All the religious and ethnic minorities that were, ultimately, noted for their shrewdness in business, were originally in wretched straits. It was precisely their denial of full participation in the feudal-tributary economy, which forced the minorities into trade, and thus, subsequent wealth. Under capitalism, it is possible to get ahead; but success and sagacity in business requires a particular socio-cultural conditioning, and is not otherwise intuitive. In reality, the industrial revolution of the eighteenth century occurred against a particular social and cultural background. Ascetic religion, the aftermath of the Protestant Reformation, thrived especially in nordic Europe (essentially, Britain, the Dutch- and German-speaking lands, as well as Scandinavia) during the early-modern centuries. Protestantism was successfully transplanted from there to northern America, as well as other outports throughout the world (southern Africa as well as Australia and New Zealand). True asceticism was the province of but a minority of the pious, but the values of hard work and sobriety in conduct and manners, were broadly held throughout English-speaking and other nordic-European societies.

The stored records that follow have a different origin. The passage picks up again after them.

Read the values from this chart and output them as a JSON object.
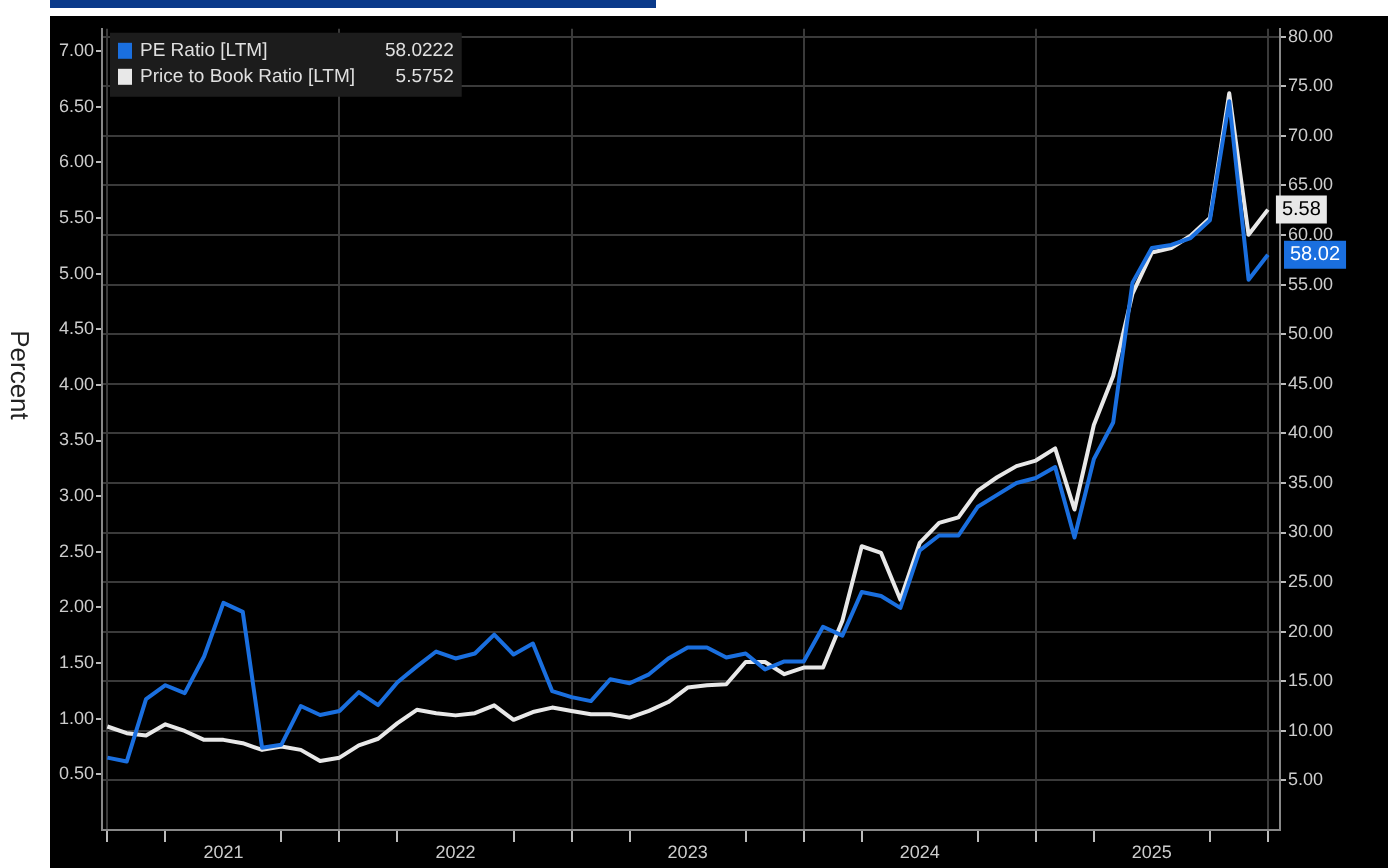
{
  "chart_data": {
    "type": "line",
    "ylabel": "Percent",
    "x": [
      "2021-01",
      "2021-02",
      "2021-03",
      "2021-04",
      "2021-05",
      "2021-06",
      "2021-07",
      "2021-08",
      "2021-09",
      "2021-10",
      "2021-11",
      "2021-12",
      "2022-01",
      "2022-02",
      "2022-03",
      "2022-04",
      "2022-05",
      "2022-06",
      "2022-07",
      "2022-08",
      "2022-09",
      "2022-10",
      "2022-11",
      "2022-12",
      "2023-01",
      "2023-02",
      "2023-03",
      "2023-04",
      "2023-05",
      "2023-06",
      "2023-07",
      "2023-08",
      "2023-09",
      "2023-10",
      "2023-11",
      "2023-12",
      "2024-01",
      "2024-02",
      "2024-03",
      "2024-04",
      "2024-05",
      "2024-06",
      "2024-07",
      "2024-08",
      "2024-09",
      "2024-10",
      "2024-11",
      "2024-12",
      "2025-01",
      "2025-02",
      "2025-03",
      "2025-04",
      "2025-05",
      "2025-06",
      "2025-07",
      "2025-08",
      "2025-09",
      "2025-10",
      "2025-11",
      "2025-12",
      "2026-01"
    ],
    "series": [
      {
        "name": "PE Ratio [LTM]",
        "color": "#1a6fdf",
        "axis": "y2",
        "values": [
          7.3,
          6.9,
          13.2,
          14.6,
          13.8,
          17.5,
          22.9,
          22.0,
          8.3,
          8.6,
          12.5,
          11.6,
          12.0,
          13.9,
          12.6,
          14.9,
          16.5,
          18.0,
          17.3,
          17.8,
          19.7,
          17.7,
          18.8,
          14.0,
          13.4,
          13.0,
          15.2,
          14.8,
          15.7,
          17.3,
          18.4,
          18.4,
          17.4,
          17.8,
          16.2,
          17.0,
          17.0,
          20.5,
          19.6,
          24.0,
          23.6,
          22.4,
          28.2,
          29.7,
          29.7,
          32.6,
          33.8,
          35.0,
          35.5,
          36.6,
          29.5,
          37.4,
          41.1,
          55.2,
          58.7,
          59.0,
          59.7,
          61.5,
          73.5,
          55.5,
          58.0222
        ],
        "value_labels": [
          null,
          null,
          null,
          null,
          null,
          null,
          null,
          null,
          null,
          null,
          null,
          null,
          null,
          null,
          null,
          null,
          null,
          null,
          null,
          null,
          null,
          null,
          null,
          null,
          null,
          null,
          null,
          null,
          null,
          null,
          null,
          null,
          null,
          null,
          null,
          null,
          null,
          null,
          null,
          null,
          null,
          null,
          null,
          null,
          null,
          null,
          null,
          null,
          null,
          null,
          null,
          null,
          null,
          null,
          null,
          null,
          null,
          null,
          null,
          null,
          "58.02"
        ]
      },
      {
        "name": "Price to Book Ratio [LTM]",
        "color": "#e8e8e8",
        "values": [
          0.93,
          0.87,
          0.85,
          0.95,
          0.89,
          0.81,
          0.81,
          0.78,
          0.72,
          0.75,
          0.72,
          0.62,
          0.65,
          0.76,
          0.82,
          0.96,
          1.08,
          1.05,
          1.03,
          1.05,
          1.12,
          0.99,
          1.06,
          1.1,
          1.07,
          1.04,
          1.04,
          1.01,
          1.07,
          1.15,
          1.28,
          1.3,
          1.31,
          1.51,
          1.51,
          1.4,
          1.46,
          1.46,
          1.88,
          2.55,
          2.49,
          2.07,
          2.58,
          2.76,
          2.81,
          3.05,
          3.17,
          3.27,
          3.32,
          3.43,
          2.88,
          3.64,
          4.08,
          4.82,
          5.19,
          5.23,
          5.34,
          5.5,
          6.62,
          5.35,
          5.5752
        ],
        "value_labels": [
          null,
          null,
          null,
          null,
          null,
          null,
          null,
          null,
          null,
          null,
          null,
          null,
          null,
          null,
          null,
          null,
          null,
          null,
          null,
          null,
          null,
          null,
          null,
          null,
          null,
          null,
          null,
          null,
          null,
          null,
          null,
          null,
          null,
          null,
          null,
          null,
          null,
          null,
          null,
          null,
          null,
          null,
          null,
          null,
          null,
          null,
          null,
          null,
          null,
          null,
          null,
          null,
          null,
          null,
          null,
          null,
          null,
          null,
          null,
          null,
          "5.58"
        ]
      }
    ],
    "annotations": [
      "58.0222",
      "5.5752"
    ],
    "xlim": [
      "2020-12-23",
      "2026-01-20"
    ],
    "xticks": [
      {
        "value": "2021-01",
        "label": null
      },
      {
        "value": "2021-04",
        "label": null
      },
      {
        "value": "2021-07",
        "label": "2021"
      },
      {
        "value": "2021-10",
        "label": null
      },
      {
        "value": "2022-01",
        "label": null
      },
      {
        "value": "2022-04",
        "label": null
      },
      {
        "value": "2022-07",
        "label": "2022"
      },
      {
        "value": "2022-10",
        "label": null
      },
      {
        "value": "2023-01",
        "label": null
      },
      {
        "value": "2023-04",
        "label": null
      },
      {
        "value": "2023-07",
        "label": "2023"
      },
      {
        "value": "2023-10",
        "label": null
      },
      {
        "value": "2024-01",
        "label": null
      },
      {
        "value": "2024-04",
        "label": null
      },
      {
        "value": "2024-07",
        "label": "2024"
      },
      {
        "value": "2024-10",
        "label": null
      },
      {
        "value": "2025-01",
        "label": null
      },
      {
        "value": "2025-04",
        "label": null
      },
      {
        "value": "2025-07",
        "label": "2025"
      },
      {
        "value": "2025-10",
        "label": null
      },
      {
        "value": "2026-01",
        "label": null
      }
    ],
    "ylim": [
      0,
      7.2
    ],
    "yticks": [
      {
        "value": 0.5,
        "label": "0.50"
      },
      {
        "value": 1,
        "label": "1.00"
      },
      {
        "value": 1.5,
        "label": "1.50"
      },
      {
        "value": 2,
        "label": "2.00"
      },
      {
        "value": 2.5,
        "label": "2.50"
      },
      {
        "value": 3,
        "label": "3.00"
      },
      {
        "value": 3.5,
        "label": "3.50"
      },
      {
        "value": 4,
        "label": "4.00"
      },
      {
        "value": 4.5,
        "label": "4.50"
      },
      {
        "value": 5,
        "label": "5.00"
      },
      {
        "value": 5.5,
        "label": "5.50"
      },
      {
        "value": 6,
        "label": "6.00"
      },
      {
        "value": 6.5,
        "label": "6.50"
      },
      {
        "value": 7,
        "label": "7.00"
      }
    ],
    "y2lim": [
      0,
      80.8
    ],
    "y2ticks": [
      {
        "value": 5,
        "label": "5.00"
      },
      {
        "value": 10,
        "label": "10.00"
      },
      {
        "value": 15,
        "label": "15.00"
      },
      {
        "value": 20,
        "label": "20.00"
      },
      {
        "value": 25,
        "label": "25.00"
      },
      {
        "value": 30,
        "label": "30.00"
      },
      {
        "value": 35,
        "label": "35.00"
      },
      {
        "value": 40,
        "label": "40.00"
      },
      {
        "value": 45,
        "label": "45.00"
      },
      {
        "value": 50,
        "label": "50.00"
      },
      {
        "value": 55,
        "label": "55.00"
      },
      {
        "value": 60,
        "label": "60.00"
      },
      {
        "value": 65,
        "label": "65.00"
      },
      {
        "value": 70,
        "label": "70.00"
      },
      {
        "value": 75,
        "label": "75.00"
      },
      {
        "value": 80,
        "label": "80.00"
      }
    ],
    "grid": true,
    "legend": "top left",
    "marker": "none",
    "line_style": "solid"
  }
}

Anglophone society as well, had a tradition of free labour, extant since long before the advent of factory-employment. This together allowed Britain to pioneer a factory-based economy, a process repeated on a far more grandiose scale in the United States. In Britain and the United States, industrialization was hardly trouble-free, but not marked by the sort of social and class division that characterized the factory revolutions in France and elsewhere in Europe. Although even in the English-speaking world, trade and commerce was dominated by those of ascetic denominations and ethnicities, the general embrace of Protestantism allowed those of lower station to make something of themselves, as long as they were ready to adopt monastic habits themselves.